Dec 27 2008
Saturday I stopped at Duck Hollow in hopes of seeing some interesting birds. What I hadn’t counted on was the flooding of the Mongahela River.
It rained a lot earlier in the week (and even more yesterday evening) so the river was high and fast and muddy with debris floating on water – garbage and worse.
All I found at Duck Hollow were a lot of mallards and about five fishermen. The mallards were loafing, the fishermen were catching fish. The men didn’t need to see the fish in the muddy water, just feel them on the line, so they were having a successful day. But there were no shorebirds, no gulls, no fish-eating birds because their preferred habitat was temporarily gone.

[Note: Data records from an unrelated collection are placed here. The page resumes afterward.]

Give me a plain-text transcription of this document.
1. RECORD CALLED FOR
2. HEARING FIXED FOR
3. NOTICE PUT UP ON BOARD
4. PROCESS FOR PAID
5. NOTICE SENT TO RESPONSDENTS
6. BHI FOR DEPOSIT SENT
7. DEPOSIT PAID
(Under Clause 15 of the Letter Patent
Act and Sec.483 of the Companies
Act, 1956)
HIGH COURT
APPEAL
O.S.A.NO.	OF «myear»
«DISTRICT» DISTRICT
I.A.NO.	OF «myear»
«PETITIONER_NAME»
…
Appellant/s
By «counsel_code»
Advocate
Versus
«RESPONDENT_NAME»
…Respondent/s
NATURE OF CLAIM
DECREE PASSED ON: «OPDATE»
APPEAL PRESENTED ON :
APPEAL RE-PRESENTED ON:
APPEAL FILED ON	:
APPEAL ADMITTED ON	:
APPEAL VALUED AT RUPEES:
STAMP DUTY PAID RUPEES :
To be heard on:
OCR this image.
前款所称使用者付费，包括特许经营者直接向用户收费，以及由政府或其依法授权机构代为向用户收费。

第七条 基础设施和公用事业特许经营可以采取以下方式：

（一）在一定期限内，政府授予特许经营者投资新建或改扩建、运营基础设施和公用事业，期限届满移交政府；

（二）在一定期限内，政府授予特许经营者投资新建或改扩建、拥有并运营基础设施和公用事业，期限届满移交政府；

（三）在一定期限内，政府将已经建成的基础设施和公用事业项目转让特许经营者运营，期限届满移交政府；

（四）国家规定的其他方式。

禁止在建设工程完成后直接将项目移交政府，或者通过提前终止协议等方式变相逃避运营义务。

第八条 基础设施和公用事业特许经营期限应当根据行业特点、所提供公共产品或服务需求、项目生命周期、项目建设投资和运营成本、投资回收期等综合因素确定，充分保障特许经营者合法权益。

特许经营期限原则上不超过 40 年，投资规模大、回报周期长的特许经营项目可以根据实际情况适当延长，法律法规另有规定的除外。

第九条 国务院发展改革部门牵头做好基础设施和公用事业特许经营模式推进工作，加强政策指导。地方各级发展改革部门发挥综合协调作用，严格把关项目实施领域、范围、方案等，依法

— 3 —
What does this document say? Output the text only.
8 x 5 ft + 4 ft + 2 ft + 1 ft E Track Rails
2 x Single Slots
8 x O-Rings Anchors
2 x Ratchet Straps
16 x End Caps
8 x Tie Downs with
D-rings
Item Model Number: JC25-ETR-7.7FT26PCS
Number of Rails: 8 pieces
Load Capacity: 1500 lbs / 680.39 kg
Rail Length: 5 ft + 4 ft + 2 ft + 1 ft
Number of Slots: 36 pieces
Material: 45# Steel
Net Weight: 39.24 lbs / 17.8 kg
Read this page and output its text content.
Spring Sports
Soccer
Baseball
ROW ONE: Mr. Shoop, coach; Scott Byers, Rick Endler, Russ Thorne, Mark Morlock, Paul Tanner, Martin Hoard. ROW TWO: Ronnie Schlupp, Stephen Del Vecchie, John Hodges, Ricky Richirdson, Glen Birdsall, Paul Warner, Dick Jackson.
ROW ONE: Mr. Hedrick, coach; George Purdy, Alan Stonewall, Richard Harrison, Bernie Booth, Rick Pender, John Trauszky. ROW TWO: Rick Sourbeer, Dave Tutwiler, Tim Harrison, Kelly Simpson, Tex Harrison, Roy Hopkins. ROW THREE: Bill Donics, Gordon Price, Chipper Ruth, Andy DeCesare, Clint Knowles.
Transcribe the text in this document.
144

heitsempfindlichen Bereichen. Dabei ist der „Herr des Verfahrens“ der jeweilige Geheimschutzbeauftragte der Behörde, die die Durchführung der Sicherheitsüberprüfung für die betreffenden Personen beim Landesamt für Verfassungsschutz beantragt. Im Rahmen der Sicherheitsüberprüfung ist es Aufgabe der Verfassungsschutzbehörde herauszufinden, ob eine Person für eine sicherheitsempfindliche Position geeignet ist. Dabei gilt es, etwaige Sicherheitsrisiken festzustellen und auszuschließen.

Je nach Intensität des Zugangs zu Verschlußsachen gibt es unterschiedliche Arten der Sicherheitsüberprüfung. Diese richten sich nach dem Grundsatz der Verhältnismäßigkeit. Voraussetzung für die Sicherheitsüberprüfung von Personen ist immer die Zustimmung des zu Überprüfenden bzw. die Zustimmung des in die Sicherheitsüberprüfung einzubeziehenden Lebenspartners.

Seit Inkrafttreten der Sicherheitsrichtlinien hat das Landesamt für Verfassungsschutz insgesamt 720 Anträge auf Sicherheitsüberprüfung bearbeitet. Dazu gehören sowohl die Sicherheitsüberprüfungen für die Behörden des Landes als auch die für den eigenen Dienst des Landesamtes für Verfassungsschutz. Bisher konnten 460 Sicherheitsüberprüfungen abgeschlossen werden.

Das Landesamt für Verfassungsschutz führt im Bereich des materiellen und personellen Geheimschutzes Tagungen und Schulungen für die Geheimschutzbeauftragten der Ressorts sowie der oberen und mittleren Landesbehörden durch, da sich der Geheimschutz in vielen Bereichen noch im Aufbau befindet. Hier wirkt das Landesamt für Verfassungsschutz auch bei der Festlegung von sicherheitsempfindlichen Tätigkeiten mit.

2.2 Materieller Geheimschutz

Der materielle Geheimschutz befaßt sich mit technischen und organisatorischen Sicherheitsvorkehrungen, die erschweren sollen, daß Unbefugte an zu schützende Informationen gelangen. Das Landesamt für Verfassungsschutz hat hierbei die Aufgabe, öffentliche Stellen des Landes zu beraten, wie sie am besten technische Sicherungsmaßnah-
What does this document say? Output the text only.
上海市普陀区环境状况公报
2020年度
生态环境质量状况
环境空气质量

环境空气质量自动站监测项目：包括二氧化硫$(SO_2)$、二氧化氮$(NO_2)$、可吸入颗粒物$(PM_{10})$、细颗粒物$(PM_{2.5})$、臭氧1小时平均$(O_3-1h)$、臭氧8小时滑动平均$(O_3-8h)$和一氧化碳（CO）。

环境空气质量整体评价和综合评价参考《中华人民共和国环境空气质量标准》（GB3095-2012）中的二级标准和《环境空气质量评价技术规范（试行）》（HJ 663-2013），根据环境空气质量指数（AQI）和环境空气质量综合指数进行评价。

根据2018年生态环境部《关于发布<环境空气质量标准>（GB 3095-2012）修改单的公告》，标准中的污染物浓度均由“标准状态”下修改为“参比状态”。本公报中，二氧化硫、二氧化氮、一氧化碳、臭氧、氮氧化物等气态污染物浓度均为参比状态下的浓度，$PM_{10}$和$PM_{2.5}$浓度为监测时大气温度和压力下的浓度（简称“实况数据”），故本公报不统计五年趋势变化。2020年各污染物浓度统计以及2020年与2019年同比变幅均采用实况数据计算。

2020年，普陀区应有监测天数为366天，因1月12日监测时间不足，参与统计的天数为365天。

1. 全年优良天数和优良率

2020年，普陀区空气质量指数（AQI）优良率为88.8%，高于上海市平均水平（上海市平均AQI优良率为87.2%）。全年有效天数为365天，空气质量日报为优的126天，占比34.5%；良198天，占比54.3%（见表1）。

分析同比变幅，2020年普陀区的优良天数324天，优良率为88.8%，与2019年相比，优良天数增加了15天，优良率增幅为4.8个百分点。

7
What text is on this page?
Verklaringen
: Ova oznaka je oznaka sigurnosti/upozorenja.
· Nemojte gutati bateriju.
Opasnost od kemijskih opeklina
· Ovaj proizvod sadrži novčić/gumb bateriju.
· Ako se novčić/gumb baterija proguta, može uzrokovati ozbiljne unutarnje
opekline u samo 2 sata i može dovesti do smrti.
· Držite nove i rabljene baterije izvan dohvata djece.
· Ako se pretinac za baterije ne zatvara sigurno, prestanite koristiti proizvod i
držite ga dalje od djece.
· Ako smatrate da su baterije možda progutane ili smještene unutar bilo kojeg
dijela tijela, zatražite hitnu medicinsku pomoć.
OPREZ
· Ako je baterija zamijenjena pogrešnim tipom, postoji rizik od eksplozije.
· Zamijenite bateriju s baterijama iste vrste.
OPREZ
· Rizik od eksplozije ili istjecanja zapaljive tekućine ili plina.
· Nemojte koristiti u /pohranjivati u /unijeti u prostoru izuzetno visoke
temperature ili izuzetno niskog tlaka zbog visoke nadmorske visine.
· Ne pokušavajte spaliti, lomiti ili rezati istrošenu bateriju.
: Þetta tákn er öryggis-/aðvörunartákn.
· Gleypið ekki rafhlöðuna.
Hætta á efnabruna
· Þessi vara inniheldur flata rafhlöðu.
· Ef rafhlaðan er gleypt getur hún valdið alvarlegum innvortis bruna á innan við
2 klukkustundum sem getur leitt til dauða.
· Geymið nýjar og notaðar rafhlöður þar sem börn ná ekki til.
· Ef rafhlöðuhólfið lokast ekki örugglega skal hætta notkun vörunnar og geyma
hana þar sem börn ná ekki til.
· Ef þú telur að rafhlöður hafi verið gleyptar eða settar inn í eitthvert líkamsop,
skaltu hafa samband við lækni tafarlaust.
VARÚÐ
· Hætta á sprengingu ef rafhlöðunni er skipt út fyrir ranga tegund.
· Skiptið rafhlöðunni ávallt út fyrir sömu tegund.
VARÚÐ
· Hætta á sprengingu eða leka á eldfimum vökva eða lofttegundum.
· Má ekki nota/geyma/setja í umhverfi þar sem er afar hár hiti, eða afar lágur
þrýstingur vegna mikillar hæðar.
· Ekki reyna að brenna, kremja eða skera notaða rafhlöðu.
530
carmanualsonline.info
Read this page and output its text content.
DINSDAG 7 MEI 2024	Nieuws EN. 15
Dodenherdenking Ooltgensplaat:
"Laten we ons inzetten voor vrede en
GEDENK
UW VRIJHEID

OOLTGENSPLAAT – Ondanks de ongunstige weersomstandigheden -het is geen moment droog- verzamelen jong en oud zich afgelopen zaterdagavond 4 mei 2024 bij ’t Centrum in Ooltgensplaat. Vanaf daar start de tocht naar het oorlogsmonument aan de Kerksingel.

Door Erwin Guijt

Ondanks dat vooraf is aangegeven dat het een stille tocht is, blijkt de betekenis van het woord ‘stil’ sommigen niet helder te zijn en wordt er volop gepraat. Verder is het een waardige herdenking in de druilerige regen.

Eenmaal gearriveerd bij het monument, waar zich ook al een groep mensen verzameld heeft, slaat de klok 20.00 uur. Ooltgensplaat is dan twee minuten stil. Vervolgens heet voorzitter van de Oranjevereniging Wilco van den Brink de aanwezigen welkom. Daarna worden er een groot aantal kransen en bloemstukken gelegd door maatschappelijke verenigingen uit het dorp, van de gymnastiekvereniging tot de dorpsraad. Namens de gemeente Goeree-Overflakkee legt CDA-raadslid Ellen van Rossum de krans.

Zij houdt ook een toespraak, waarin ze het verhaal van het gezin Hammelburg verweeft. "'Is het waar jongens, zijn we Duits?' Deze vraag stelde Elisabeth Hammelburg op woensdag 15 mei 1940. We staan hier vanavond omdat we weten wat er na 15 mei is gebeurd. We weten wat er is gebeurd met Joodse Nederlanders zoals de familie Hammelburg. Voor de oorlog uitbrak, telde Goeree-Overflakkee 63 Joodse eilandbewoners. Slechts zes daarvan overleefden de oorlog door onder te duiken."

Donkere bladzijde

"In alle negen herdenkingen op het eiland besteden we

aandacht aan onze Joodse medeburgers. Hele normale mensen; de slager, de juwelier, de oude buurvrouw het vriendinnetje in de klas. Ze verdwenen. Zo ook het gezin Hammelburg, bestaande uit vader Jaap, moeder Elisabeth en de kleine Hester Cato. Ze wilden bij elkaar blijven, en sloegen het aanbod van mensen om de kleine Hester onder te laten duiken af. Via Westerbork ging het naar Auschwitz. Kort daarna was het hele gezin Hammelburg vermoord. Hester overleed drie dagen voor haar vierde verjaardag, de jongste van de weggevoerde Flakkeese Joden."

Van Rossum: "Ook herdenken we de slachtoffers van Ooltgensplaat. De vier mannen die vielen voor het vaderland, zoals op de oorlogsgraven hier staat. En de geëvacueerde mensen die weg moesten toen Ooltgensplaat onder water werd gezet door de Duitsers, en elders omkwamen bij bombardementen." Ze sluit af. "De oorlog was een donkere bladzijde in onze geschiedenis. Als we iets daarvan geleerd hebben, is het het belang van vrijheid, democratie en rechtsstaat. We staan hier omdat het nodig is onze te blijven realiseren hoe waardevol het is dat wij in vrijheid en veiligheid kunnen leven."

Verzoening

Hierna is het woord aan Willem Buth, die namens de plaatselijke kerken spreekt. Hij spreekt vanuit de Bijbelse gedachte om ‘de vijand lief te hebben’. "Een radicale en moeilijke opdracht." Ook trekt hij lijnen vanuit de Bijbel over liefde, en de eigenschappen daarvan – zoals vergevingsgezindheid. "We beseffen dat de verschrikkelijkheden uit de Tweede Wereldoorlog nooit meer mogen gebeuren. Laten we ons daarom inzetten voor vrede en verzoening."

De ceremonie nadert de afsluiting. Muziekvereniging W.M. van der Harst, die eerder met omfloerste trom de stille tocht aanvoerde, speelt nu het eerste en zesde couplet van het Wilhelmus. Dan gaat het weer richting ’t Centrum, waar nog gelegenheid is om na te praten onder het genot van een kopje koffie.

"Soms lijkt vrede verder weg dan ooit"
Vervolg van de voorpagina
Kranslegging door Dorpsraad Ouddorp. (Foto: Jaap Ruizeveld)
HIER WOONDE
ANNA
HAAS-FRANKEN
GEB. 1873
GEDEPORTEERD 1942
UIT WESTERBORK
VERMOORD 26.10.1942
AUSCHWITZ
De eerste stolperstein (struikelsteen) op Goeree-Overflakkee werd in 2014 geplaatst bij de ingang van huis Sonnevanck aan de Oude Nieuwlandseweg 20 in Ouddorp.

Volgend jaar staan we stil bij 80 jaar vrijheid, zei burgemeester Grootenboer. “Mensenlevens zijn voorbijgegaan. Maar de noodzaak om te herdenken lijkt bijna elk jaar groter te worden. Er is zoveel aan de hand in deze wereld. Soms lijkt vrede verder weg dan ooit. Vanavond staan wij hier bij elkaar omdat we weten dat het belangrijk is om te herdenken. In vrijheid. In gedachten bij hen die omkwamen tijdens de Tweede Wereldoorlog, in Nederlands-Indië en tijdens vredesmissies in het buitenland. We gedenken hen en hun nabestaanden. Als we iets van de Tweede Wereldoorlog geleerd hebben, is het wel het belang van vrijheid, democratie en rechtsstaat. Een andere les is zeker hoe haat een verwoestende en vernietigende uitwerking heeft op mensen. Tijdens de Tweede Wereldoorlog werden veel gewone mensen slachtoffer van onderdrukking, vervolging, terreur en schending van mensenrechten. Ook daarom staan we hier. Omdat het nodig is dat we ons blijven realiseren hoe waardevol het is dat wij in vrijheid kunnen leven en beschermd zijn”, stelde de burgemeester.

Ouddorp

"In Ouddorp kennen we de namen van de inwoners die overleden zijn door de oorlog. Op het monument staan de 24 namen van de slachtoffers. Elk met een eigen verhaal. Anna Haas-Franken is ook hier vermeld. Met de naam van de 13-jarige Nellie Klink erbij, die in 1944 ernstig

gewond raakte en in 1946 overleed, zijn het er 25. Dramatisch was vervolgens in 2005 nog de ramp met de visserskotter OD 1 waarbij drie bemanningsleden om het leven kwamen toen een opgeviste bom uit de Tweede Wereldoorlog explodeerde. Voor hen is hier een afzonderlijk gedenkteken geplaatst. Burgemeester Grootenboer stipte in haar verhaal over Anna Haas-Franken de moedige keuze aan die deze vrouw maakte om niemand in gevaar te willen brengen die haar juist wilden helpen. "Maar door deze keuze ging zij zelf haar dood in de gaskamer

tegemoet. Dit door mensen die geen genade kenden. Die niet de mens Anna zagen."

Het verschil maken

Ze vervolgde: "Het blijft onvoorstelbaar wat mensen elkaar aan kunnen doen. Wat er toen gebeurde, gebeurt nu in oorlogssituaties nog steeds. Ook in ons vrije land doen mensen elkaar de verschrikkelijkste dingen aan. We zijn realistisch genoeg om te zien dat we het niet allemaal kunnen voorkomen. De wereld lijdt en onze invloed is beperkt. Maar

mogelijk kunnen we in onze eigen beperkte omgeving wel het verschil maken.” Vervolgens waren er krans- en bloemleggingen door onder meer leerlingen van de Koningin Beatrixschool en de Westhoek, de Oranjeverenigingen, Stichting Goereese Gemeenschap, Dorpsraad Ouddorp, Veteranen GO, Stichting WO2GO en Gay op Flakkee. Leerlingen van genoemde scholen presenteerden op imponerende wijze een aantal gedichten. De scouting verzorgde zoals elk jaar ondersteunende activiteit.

I was disappointed by the lack of diversity until I heard a belted kingfisher chatter along Nine Mile Run. The creek used to roar down to the river during heavy rain but the Nine Mile Run Watershed Association restored it with the help of the Army Corps of Engineers. Thanks to a series of rocky waterfalls the creek takes a little longer to make the journey and erodes the valley a little less.
One of the fishermen pointed out that the water was clear in the creek just above the first waterfall. That’s where the kingfisher was hunting.
I found the bird among the trees and examined him for a while through my binoculars. Have you ever noticed that kingfishers have a white dot in front of each eye? I wonder why.
There was only a kingfisher worth watching at Duck Hollow but I noticed something new. Discovering those white dots made the trip worthwhile.